Маргарита Викторовна сидела на длинной лавке, ее пушистые волосы были рассыпаны по плечам, их яркий рыже-каштановый цвет оттенял белый сарафан. Оля не знала, сколько ей лет, но выглядела она очень молодо. Высокие скулы, полные губы, точеный правильный нос, брови в разлет и блестящие глаза. Оля определённо могла назвать ее очень красивой женщиной. Ей было любопытно послушать, как же она поёт:
«Саната для полусонной струны,
Не надо, прощания мне не нужны.
Небрежно тебя коснулась рука,
Тебе это все еще приятно?
Я в платье из полупьяной парчи,
Объятье во мне аккордом звучит,
Сумею я выжить наверняка.
Не забывай, ладно?
Полумрак, полушепот, полумолчанье,
Незатейливый опыт непониманья,
В полусладком бокале лунные блики,
Чье-то счастье искали две половинки»10.
Ее голос был странным, твердым, но при этом тягучим, он переливался словно ртуть. Немного опереточный, немного джазовый увлекал за собой, заставлял вслушиваться в слова, погружаться в мелодию. Гитарное танго, сопровождающее песню, то затихало, то нарастало, отстукивая сердечные ритмы. Солнце, опускавшееся за горизонт, словно замерло, чтоб дослушать до конца романс в полутонах. Оля вслушивалась в беспокойную, нервенную аранжировку. В ее душе просыпались какие-то дикие, странные образы, которые она никак не могла узнать.
23 октября 2002 года
Оля сидела за столом между мамой и папой и уписывала за обе щеки макароны. Папа выглядел холодно и озабоченно, он нервно переключал пультом каналы телевизора.

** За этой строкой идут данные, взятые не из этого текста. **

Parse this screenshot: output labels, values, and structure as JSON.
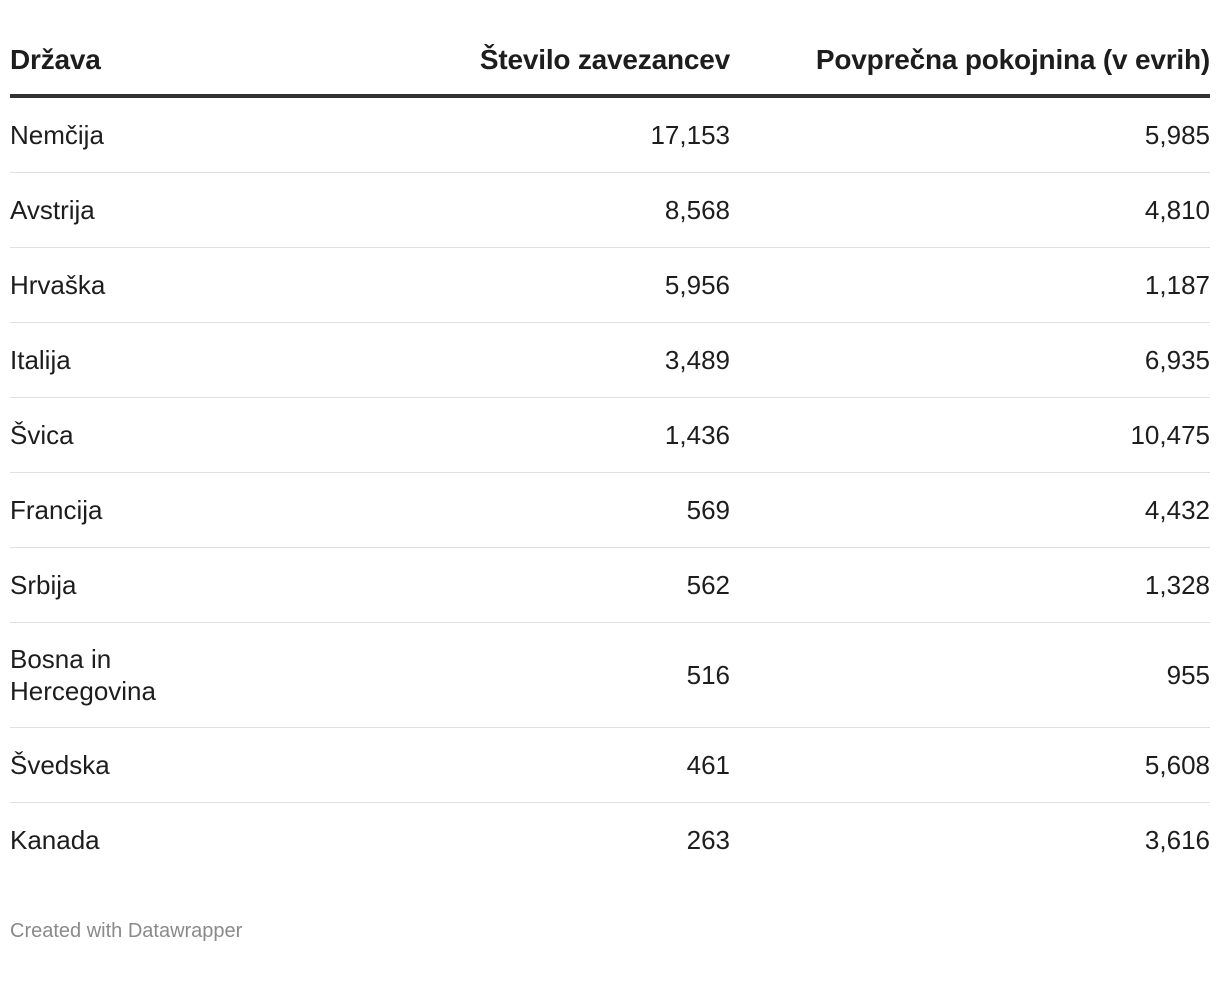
{
  "chart_data": {
    "type": "table",
    "columns": [
      "Država",
      "Število zavezancev",
      "Povprečna pokojnina (v evrih)"
    ],
    "rows": [
      {
        "country": "Nemčija",
        "count": "17,153",
        "pension": "5,985"
      },
      {
        "country": "Avstrija",
        "count": "8,568",
        "pension": "4,810"
      },
      {
        "country": "Hrvaška",
        "count": "5,956",
        "pension": "1,187"
      },
      {
        "country": "Italija",
        "count": "3,489",
        "pension": "6,935"
      },
      {
        "country": "Švica",
        "count": "1,436",
        "pension": "10,475"
      },
      {
        "country": "Francija",
        "count": "569",
        "pension": "4,432"
      },
      {
        "country": "Srbija",
        "count": "562",
        "pension": "1,328"
      },
      {
        "country": "Bosna in Hercegovina",
        "count": "516",
        "pension": "955"
      },
      {
        "country": "Švedska",
        "count": "461",
        "pension": "5,608"
      },
      {
        "country": "Kanada",
        "count": "263",
        "pension": "3,616"
      }
    ]
  },
  "footer": {
    "credit": "Created with Datawrapper"
  }
}
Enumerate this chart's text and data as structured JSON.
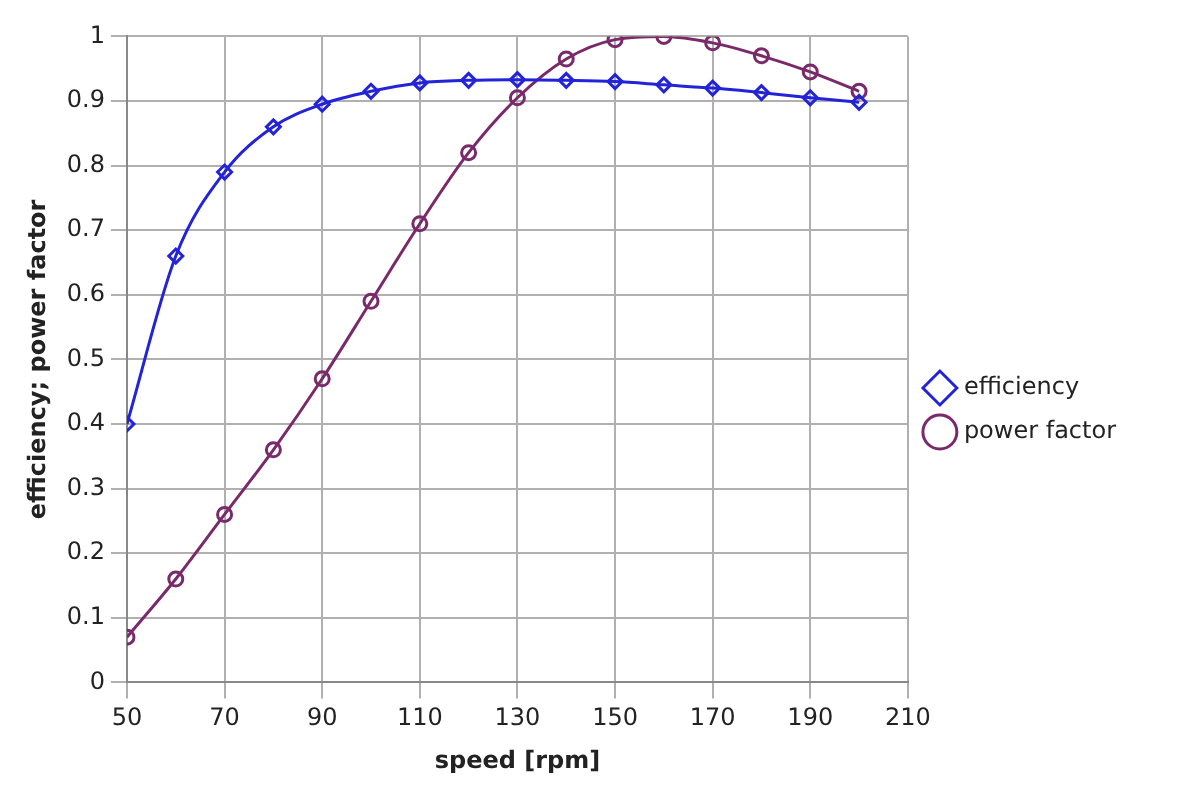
{
  "chart_data": {
    "type": "line",
    "xlabel": "speed [rpm]",
    "ylabel": "efficiency; power factor",
    "xlim": [
      50,
      210
    ],
    "xticks": [
      50,
      70,
      90,
      110,
      130,
      150,
      170,
      190,
      210
    ],
    "ylim": [
      0,
      1
    ],
    "yticks": [
      0,
      0.1,
      0.2,
      0.3,
      0.4,
      0.5,
      0.6,
      0.7,
      0.8,
      0.9,
      1
    ],
    "grid": true,
    "legend": "right",
    "line_style": "solid",
    "x": [
      50,
      60,
      70,
      80,
      90,
      100,
      110,
      120,
      130,
      140,
      150,
      160,
      170,
      180,
      190,
      200
    ],
    "series": [
      {
        "name": "efficiency",
        "color": "#2323d8",
        "marker": "diamond",
        "values": [
          0.4,
          0.66,
          0.79,
          0.86,
          0.895,
          0.915,
          0.928,
          0.932,
          0.933,
          0.932,
          0.93,
          0.925,
          0.92,
          0.913,
          0.905,
          0.898
        ]
      },
      {
        "name": "power factor",
        "color": "#7a2a6a",
        "marker": "circle",
        "values": [
          0.07,
          0.16,
          0.26,
          0.36,
          0.47,
          0.59,
          0.71,
          0.82,
          0.905,
          0.965,
          0.995,
          1.0,
          0.99,
          0.97,
          0.945,
          0.915
        ]
      }
    ]
  }
}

— В Москве введен специальный план «Гроза» в связи с захватом заложников на Дубровке, наши корреспонденты находятся сейчас там, мы ждем прямых включений, — тревожным голосом вещал диктор.
Оля непонимающе посмотрела на папу. Его озабоченное лицо ее пугало. Добродушная, прячущаяся в мягкой бороде улыбка, пропала с тех пор, как он вернулся из США, они с мамой стали меньше разговаривать. Оля знала, что папа спит на диване в гостиной. Глаза его замерли, он не шевелился и весь был обращен в слух. Мама, поливавшая на подоконнике цветы, тоже словно оцепенела.